Daily essentials are purchased from open store fronts: bread at the pastaria, groceries at Karen's, meat up the hill and across the stream at the only meat store in town that uses refrigeration. Brick streets thump under car tires but most people walk to do their daily errands. The houses range from a two-story modern stucco structure next door to a tilted two-room box with corrugated metal roofing.
Termites finished hollowing out the original HCJB wood hospital building in 2008 and it was torn down. The new one reminds Jay and I of our hometown hospital. Simple, reminiscent of the 1950's with a similar amount of equipment but with a very dedicated national and international staff. More than 100 patients cram the small waiting room on Monday mornings. Vitals are taken in the same room in full view.

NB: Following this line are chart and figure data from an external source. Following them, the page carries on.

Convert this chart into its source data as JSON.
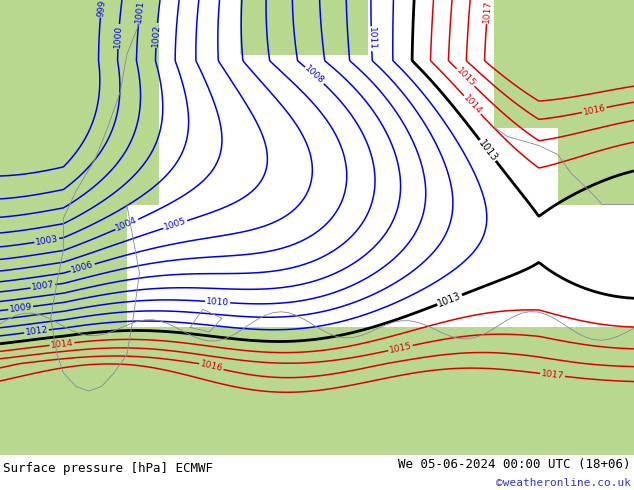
{
  "title_left": "Surface pressure [hPa] ECMWF",
  "title_right": "We 05-06-2024 00:00 UTC (18+06)",
  "watermark": "©weatheronline.co.uk",
  "sea_color": "#c8c8d4",
  "land_color_green": "#b8d890",
  "land_color_gray": "#c0c0c8",
  "blue_contour_color": "#0000ee",
  "black_contour_color": "#000000",
  "red_contour_color": "#dd0000",
  "contour_levels_blue": [
    999,
    1000,
    1001,
    1002,
    1003,
    1004,
    1005,
    1006,
    1007,
    1008,
    1009,
    1010,
    1011,
    1012
  ],
  "contour_levels_black": [
    1013
  ],
  "contour_levels_red": [
    1014,
    1015,
    1016,
    1017
  ],
  "title_fontsize": 9,
  "watermark_color": "#3333cc",
  "watermark_fontsize": 8
}
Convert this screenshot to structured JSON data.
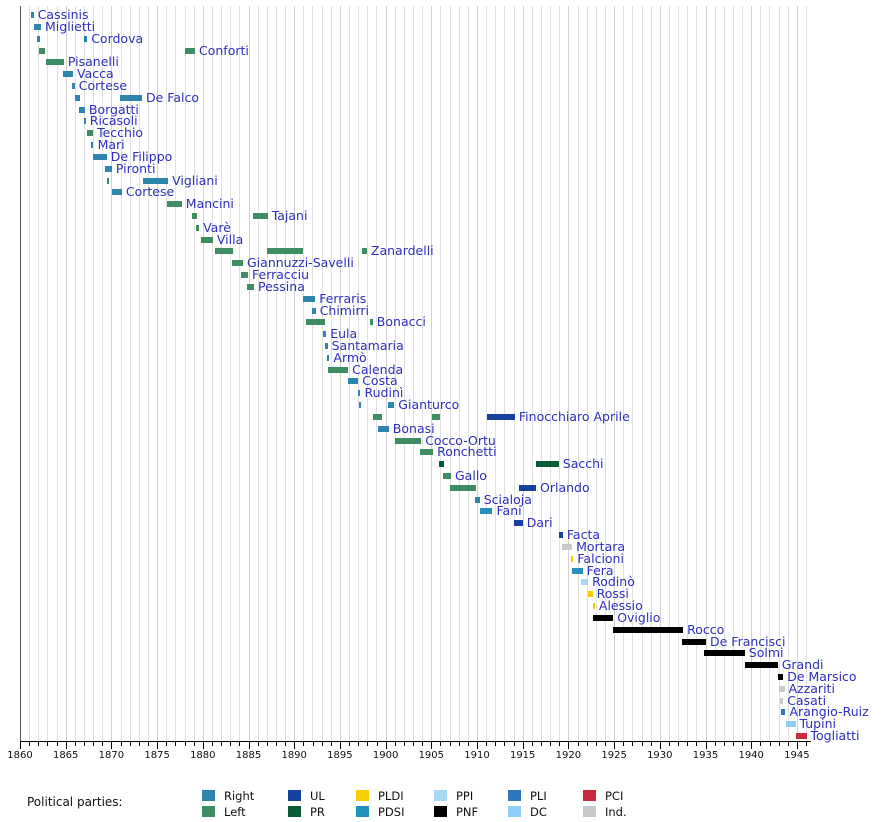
{
  "chart_data": {
    "type": "timeline",
    "description": "Gantt-style timeline of Italian ministers of justice 1861-1946, colored by political party",
    "legend_title": "Political parties:",
    "axis": {
      "start_year": 1860,
      "end_year": 1946,
      "minor_tick_interval": 1,
      "major_tick_interval": 5,
      "tick_label_years": [
        1860,
        1865,
        1870,
        1875,
        1880,
        1885,
        1890,
        1895,
        1900,
        1905,
        1910,
        1915,
        1920,
        1925,
        1930,
        1935,
        1940,
        1945
      ]
    },
    "parties": {
      "Right": "#2e86ad",
      "Left": "#3f8e63",
      "UL": "#17419f",
      "PR": "#0a5b38",
      "PLDI": "#f6ce03",
      "PDSI": "#2392bb",
      "PPI": "#a9d8f6",
      "PNF": "#000000",
      "PLI": "#2f76bb",
      "DC": "#8ecef5",
      "PCI": "#c92a3d",
      "Ind.": "#c9c9c9"
    },
    "legend_order": [
      "Right",
      "Left",
      "UL",
      "PR",
      "PLDI",
      "PDSI",
      "PPI",
      "PNF",
      "PLI",
      "DC",
      "PCI",
      "Ind."
    ],
    "ministers": [
      {
        "name": "Cassinis",
        "terms": [
          [
            1861.2,
            1861.5,
            "Right"
          ]
        ]
      },
      {
        "name": "Miglietti",
        "terms": [
          [
            1861.5,
            1862.3,
            "Right"
          ]
        ]
      },
      {
        "name": "Cordova",
        "terms": [
          [
            1861.9,
            1862.15,
            "Right"
          ],
          [
            1867.0,
            1867.35,
            "Right"
          ]
        ]
      },
      {
        "name": "Conforti",
        "terms": [
          [
            1862.05,
            1862.75,
            "Left"
          ],
          [
            1878.05,
            1879.15,
            "Left"
          ]
        ]
      },
      {
        "name": "Pisanelli",
        "terms": [
          [
            1862.85,
            1864.8,
            "Left"
          ]
        ]
      },
      {
        "name": "Vacca",
        "terms": [
          [
            1864.7,
            1865.8,
            "Right"
          ]
        ]
      },
      {
        "name": "Cortese",
        "terms": [
          [
            1865.65,
            1866.0,
            "Right"
          ]
        ]
      },
      {
        "name": "De Falco",
        "terms": [
          [
            1866.0,
            1866.55,
            "Right"
          ],
          [
            1870.95,
            1873.35,
            "Right"
          ]
        ]
      },
      {
        "name": "Borgatti",
        "terms": [
          [
            1866.4,
            1867.1,
            "Right"
          ]
        ]
      },
      {
        "name": "Ricasoli",
        "terms": [
          [
            1867.0,
            1867.2,
            "Right"
          ]
        ]
      },
      {
        "name": "Tecchio",
        "terms": [
          [
            1867.35,
            1868.0,
            "Left"
          ]
        ]
      },
      {
        "name": "Mari",
        "terms": [
          [
            1867.75,
            1868.05,
            "Right"
          ]
        ]
      },
      {
        "name": "De Filippo",
        "terms": [
          [
            1868.0,
            1869.5,
            "Right"
          ]
        ]
      },
      {
        "name": "Pironti",
        "terms": [
          [
            1869.3,
            1870.05,
            "Right"
          ]
        ]
      },
      {
        "name": "Vigliani",
        "terms": [
          [
            1869.5,
            1869.75,
            "Left"
          ],
          [
            1873.45,
            1876.2,
            "Right"
          ]
        ]
      },
      {
        "name": "Cortese",
        "terms": [
          [
            1870.05,
            1871.15,
            "Right"
          ]
        ]
      },
      {
        "name": "Mancini",
        "terms": [
          [
            1876.1,
            1877.7,
            "Left"
          ]
        ]
      },
      {
        "name": "Tajani",
        "terms": [
          [
            1878.8,
            1879.35,
            "Left"
          ],
          [
            1885.5,
            1887.1,
            "Left"
          ]
        ]
      },
      {
        "name": "Varè",
        "terms": [
          [
            1879.25,
            1879.6,
            "Left"
          ]
        ]
      },
      {
        "name": "Villa",
        "terms": [
          [
            1879.8,
            1881.1,
            "Left"
          ]
        ]
      },
      {
        "name": "Zanardelli",
        "terms": [
          [
            1881.3,
            1883.3,
            "Left"
          ],
          [
            1887.0,
            1891.0,
            "Left"
          ],
          [
            1897.45,
            1897.95,
            "Left"
          ]
        ]
      },
      {
        "name": "Giannuzzi-Savelli",
        "terms": [
          [
            1883.2,
            1884.4,
            "Left"
          ]
        ]
      },
      {
        "name": "Ferracciu",
        "terms": [
          [
            1884.2,
            1884.95,
            "Left"
          ]
        ]
      },
      {
        "name": "Pessina",
        "terms": [
          [
            1884.85,
            1885.6,
            "Left"
          ]
        ]
      },
      {
        "name": "Ferraris",
        "terms": [
          [
            1891.0,
            1892.3,
            "Right"
          ]
        ]
      },
      {
        "name": "Chimirri",
        "terms": [
          [
            1891.95,
            1892.35,
            "Right"
          ]
        ]
      },
      {
        "name": "Bonacci",
        "terms": [
          [
            1891.3,
            1893.4,
            "Left"
          ],
          [
            1898.3,
            1898.6,
            "Left"
          ]
        ]
      },
      {
        "name": "Eula",
        "terms": [
          [
            1893.15,
            1893.5,
            "Right"
          ]
        ]
      },
      {
        "name": "Santamaria",
        "terms": [
          [
            1893.4,
            1893.65,
            "Right"
          ]
        ]
      },
      {
        "name": "Armò",
        "terms": [
          [
            1893.6,
            1893.85,
            "Right"
          ]
        ]
      },
      {
        "name": "Calenda",
        "terms": [
          [
            1893.7,
            1895.9,
            "Left"
          ]
        ]
      },
      {
        "name": "Costa",
        "terms": [
          [
            1895.9,
            1897.0,
            "Right"
          ]
        ]
      },
      {
        "name": "Rudinì",
        "terms": [
          [
            1897.0,
            1897.25,
            "Right"
          ]
        ]
      },
      {
        "name": "Gianturco",
        "terms": [
          [
            1897.05,
            1897.35,
            "Right"
          ],
          [
            1900.3,
            1900.95,
            "Right"
          ]
        ]
      },
      {
        "name": "Finocchiaro Aprile",
        "terms": [
          [
            1898.65,
            1899.6,
            "Left"
          ],
          [
            1905.1,
            1906.0,
            "Left"
          ],
          [
            1911.1,
            1914.15,
            "UL"
          ]
        ]
      },
      {
        "name": "Bonasi",
        "terms": [
          [
            1899.2,
            1900.35,
            "Right"
          ]
        ]
      },
      {
        "name": "Cocco-Ortu",
        "terms": [
          [
            1901.0,
            1903.9,
            "Left"
          ]
        ]
      },
      {
        "name": "Ronchetti",
        "terms": [
          [
            1903.8,
            1905.2,
            "Left"
          ]
        ]
      },
      {
        "name": "Sacchi",
        "terms": [
          [
            1905.85,
            1906.4,
            "PR"
          ],
          [
            1916.45,
            1918.95,
            "PR"
          ]
        ]
      },
      {
        "name": "Gallo",
        "terms": [
          [
            1906.3,
            1907.15,
            "Left"
          ]
        ]
      },
      {
        "name": "Orlando",
        "terms": [
          [
            1907.05,
            1909.9,
            "Left"
          ],
          [
            1914.6,
            1916.45,
            "UL"
          ]
        ]
      },
      {
        "name": "Scialoja",
        "terms": [
          [
            1909.8,
            1910.3,
            "Right"
          ]
        ]
      },
      {
        "name": "Fani",
        "terms": [
          [
            1910.3,
            1911.7,
            "PDSI"
          ]
        ]
      },
      {
        "name": "Dari",
        "terms": [
          [
            1914.05,
            1915.0,
            "UL"
          ]
        ]
      },
      {
        "name": "Facta",
        "terms": [
          [
            1919.0,
            1919.4,
            "UL"
          ]
        ]
      },
      {
        "name": "Mortara",
        "terms": [
          [
            1919.3,
            1920.4,
            "Ind."
          ]
        ]
      },
      {
        "name": "Falcioni",
        "terms": [
          [
            1920.25,
            1920.55,
            "PLDI"
          ]
        ]
      },
      {
        "name": "Fera",
        "terms": [
          [
            1920.4,
            1921.55,
            "PDSI"
          ]
        ]
      },
      {
        "name": "Rodinò",
        "terms": [
          [
            1921.4,
            1922.15,
            "PPI"
          ]
        ]
      },
      {
        "name": "Rossi",
        "terms": [
          [
            1922.1,
            1922.65,
            "PLDI"
          ]
        ]
      },
      {
        "name": "Alessio",
        "terms": [
          [
            1922.65,
            1922.9,
            "PLDI"
          ]
        ]
      },
      {
        "name": "Oviglio",
        "terms": [
          [
            1922.7,
            1924.9,
            "PNF"
          ]
        ]
      },
      {
        "name": "Rocco",
        "terms": [
          [
            1924.9,
            1932.55,
            "PNF"
          ]
        ]
      },
      {
        "name": "De Francisci",
        "terms": [
          [
            1932.4,
            1935.05,
            "PNF"
          ]
        ]
      },
      {
        "name": "Solmi",
        "terms": [
          [
            1934.85,
            1939.3,
            "PNF"
          ]
        ]
      },
      {
        "name": "Grandi",
        "terms": [
          [
            1939.3,
            1942.9,
            "PNF"
          ]
        ]
      },
      {
        "name": "De Marsico",
        "terms": [
          [
            1942.9,
            1943.5,
            "PNF"
          ]
        ]
      },
      {
        "name": "Azzariti",
        "terms": [
          [
            1943.05,
            1943.65,
            "Ind."
          ]
        ]
      },
      {
        "name": "Casati",
        "terms": [
          [
            1943.2,
            1943.5,
            "Ind."
          ]
        ]
      },
      {
        "name": "Arangio-Ruiz",
        "terms": [
          [
            1943.3,
            1943.75,
            "PLI"
          ]
        ]
      },
      {
        "name": "Tupini",
        "terms": [
          [
            1943.75,
            1944.85,
            "DC"
          ]
        ]
      },
      {
        "name": "Togliatti",
        "terms": [
          [
            1944.85,
            1946.05,
            "PCI"
          ]
        ]
      }
    ]
  }
}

No HIPPA laws here.

Four family practice doctors could keep the flow of patients balanced but right now two doctors trade call every other night. One of them, Dr. Matt, grabbed the opportunity for some much needed RNR and flew to the states with his family a couple days before we arrived. Both family practice doctors are fighting burn out. 
Today the surgeons will operate on a man who arrived from the jungle two days after a snake bit his leg. The dead, black tissue will be removed and his long road to recovery will begin. Please pray for him. Another prayer request: new borns are typically small here but a nine-pound baby was delivered with shoulder dystocia. Please pray for that family. 
On the back side of the hospital compound, the missionary children arrive home from school about 3:45 and spill onto the lawn. Soon the boys bike down the gravel road, ditch their bikes and head into the jungle. Time for finding tall termite-mounds, searching for frogs and watching tree-cutter ants. As Dane and Luke’s new friend said, “I used to live in Texas. That was boring.”



 Yesterday it rained three inches. A week ago they had five inches in an hour. 220 inches of rain a year – Amazing! That’s even more than most jungle areas because Shell is at the edge of the mountains so the clouds gather here and dump their loads almost every day. The humidity is high but the temperatures are usually in the 70s so it’s quite comfortable.
We wish you could all experience this unique community of faith, service and fellowship with us. Thank you for backing us up with your prayers.